Previous in the series:
I started off this series hoping to get some good comments that would further my rethink. Jim Bennet is an articulate representative of a current in the comments – “The first thing is for the union to realize that the primary interest of the union is to see that the employer survives and prospers.” I disagree but only because it ignores an important case, when employers do not deserve to survive.
I am starting from the premise that in capitalism’s 3 legged stool, there is no privileged leg. Capital, labor, rents, all have their heroes and their villains. All need to have the heroes promoted and the villains marginalized. This line of cooperativist thinking denies the need for villain marginalization. But sometimes we do need to kill off businesses. Sometimes we have too many firms and the weak need to go to the wall while salvaging their resources as much as possible. If either hero promotion or villain marginalization processes are weak or missing, the capitalist system suffers economic performance drops. We must have robust systems to more efficiently kill firms that need to die and labor can play an important role in that capitalist process. Labor needs to judge capital and act accordingly.
Let’s take a look at the UAW, for example and grant that everything they say about GM management is true. Let’s stipulate that collectively, GM management is unimaginative, largely made up of poor planners, make repeated bad decisions over a span of decades, and are generally responsible for running an American icon into the ground. So why did the union let them get away with it when they could have destroyed GM and served their members better? Stipulating that the UAW is entirely right about its indictment of GM management should have led to entirely different behaviors and would have largely saved Detroit and helped keep the rust out of what we now call the rust belt.
The UAW should have looked ahead to the inevitable train wreck and politically encouraged company formation in the areas where its members lived. It should have reworked its own structure so that union members moving to “nonunion” firms didn’t lose out with the union by it. It should have educated its workforce on the need to pass judgment on bad management in a practical sense and the importance of creating enough jobs at good employers so there would be sufficient lifeboats at other firms when GM eventually collapsed under the weight of its poor decisions. The UAW did none of this. That’s a good reason why the UAW needs to be replaced.

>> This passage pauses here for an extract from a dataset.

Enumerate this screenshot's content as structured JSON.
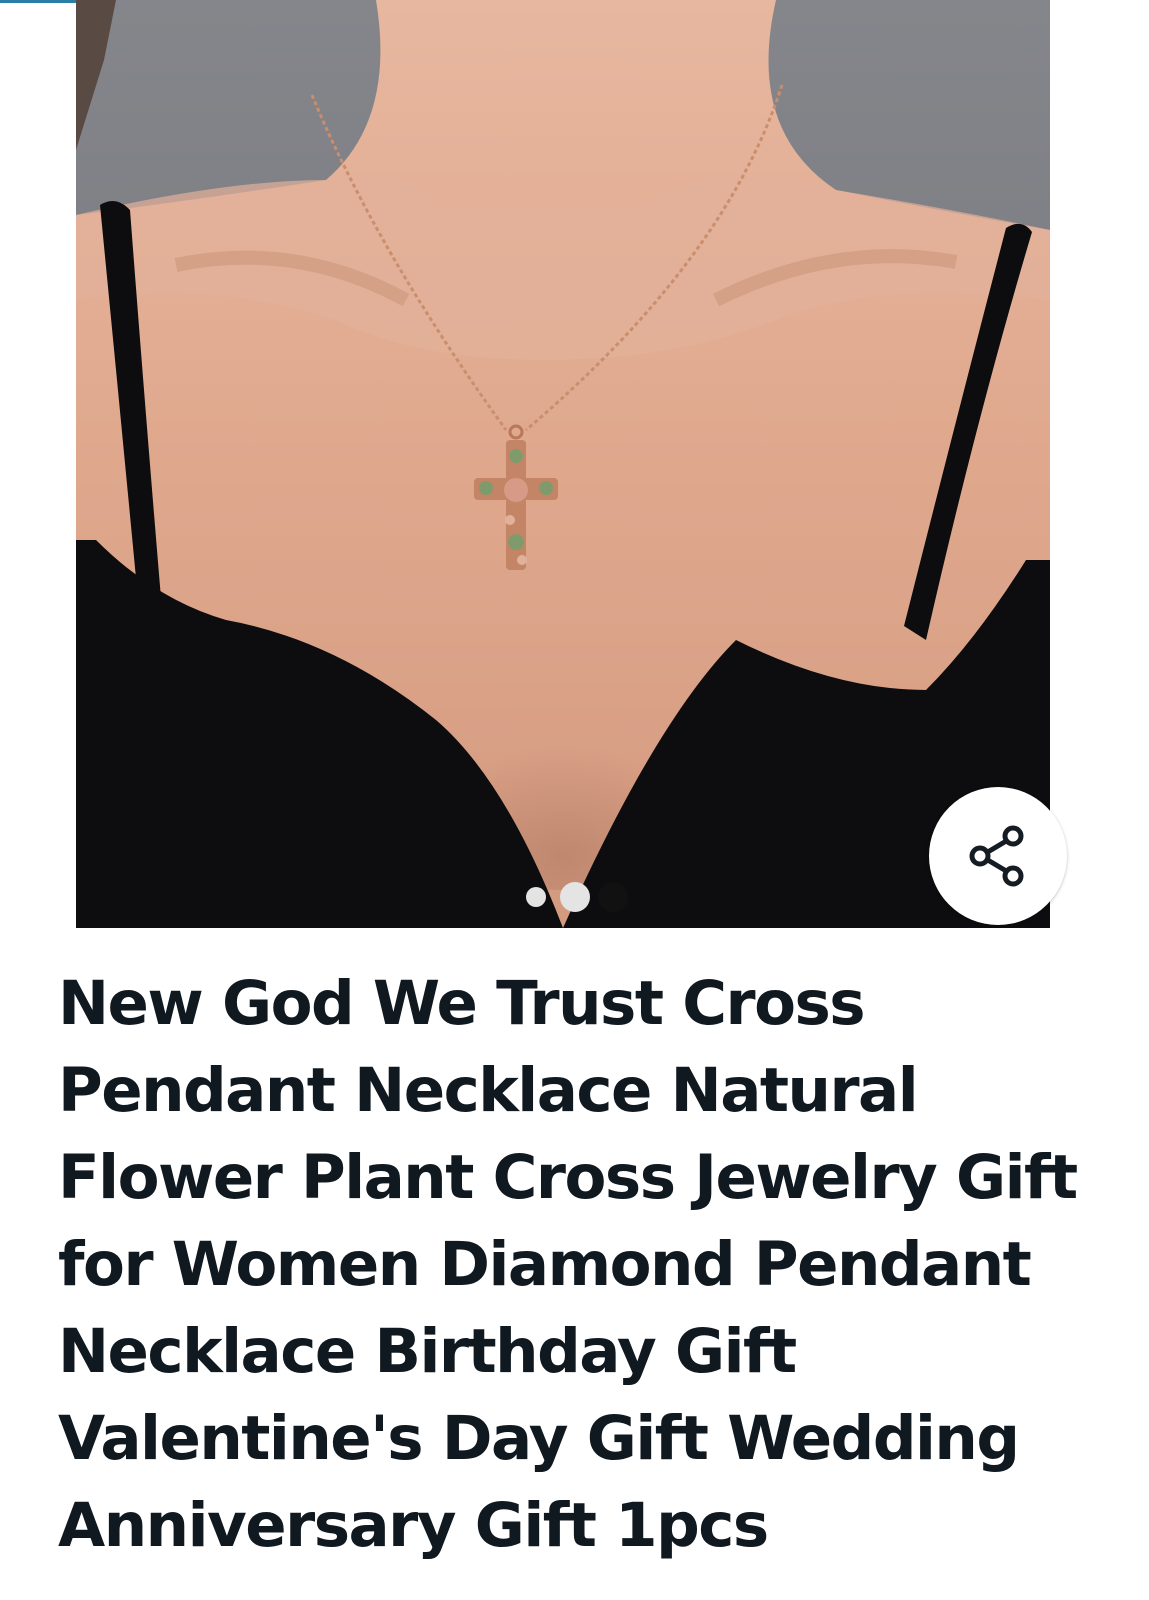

The UAW should have encouraged the creation of laws to allow quick approval of low volume models so that custom car builders in the Midwest would be a constant challenge to “the big three” and increase the chances of an American firm with better management rising up on a consistent series of hits and replacing GM. That could happen either by simply outcompeting GM or as NeXT software did to Apple by the guppy swallowing the whale and giving the larger company a management transplant.
A proper representative of labor would be agitating against laws restricting the sale of automobiles to expensive dealership networks, for reducing the cost of approving cars so they can be driven on public roads, and generally for pro-startup legislation. A proper representative of labor would pressure local municipalities and counties to constantly diversify their job base so that no matter how badly a particular company did, members wouldn’t be stuck in dying towns with few job prospects.
A capitalist system that had unions like this would have improved growth prospects, healthier communities, and be much more hostile to bad management wasting resources and serving their shareholders poorly. It makes you wonder why nobody’s made this sort of organization.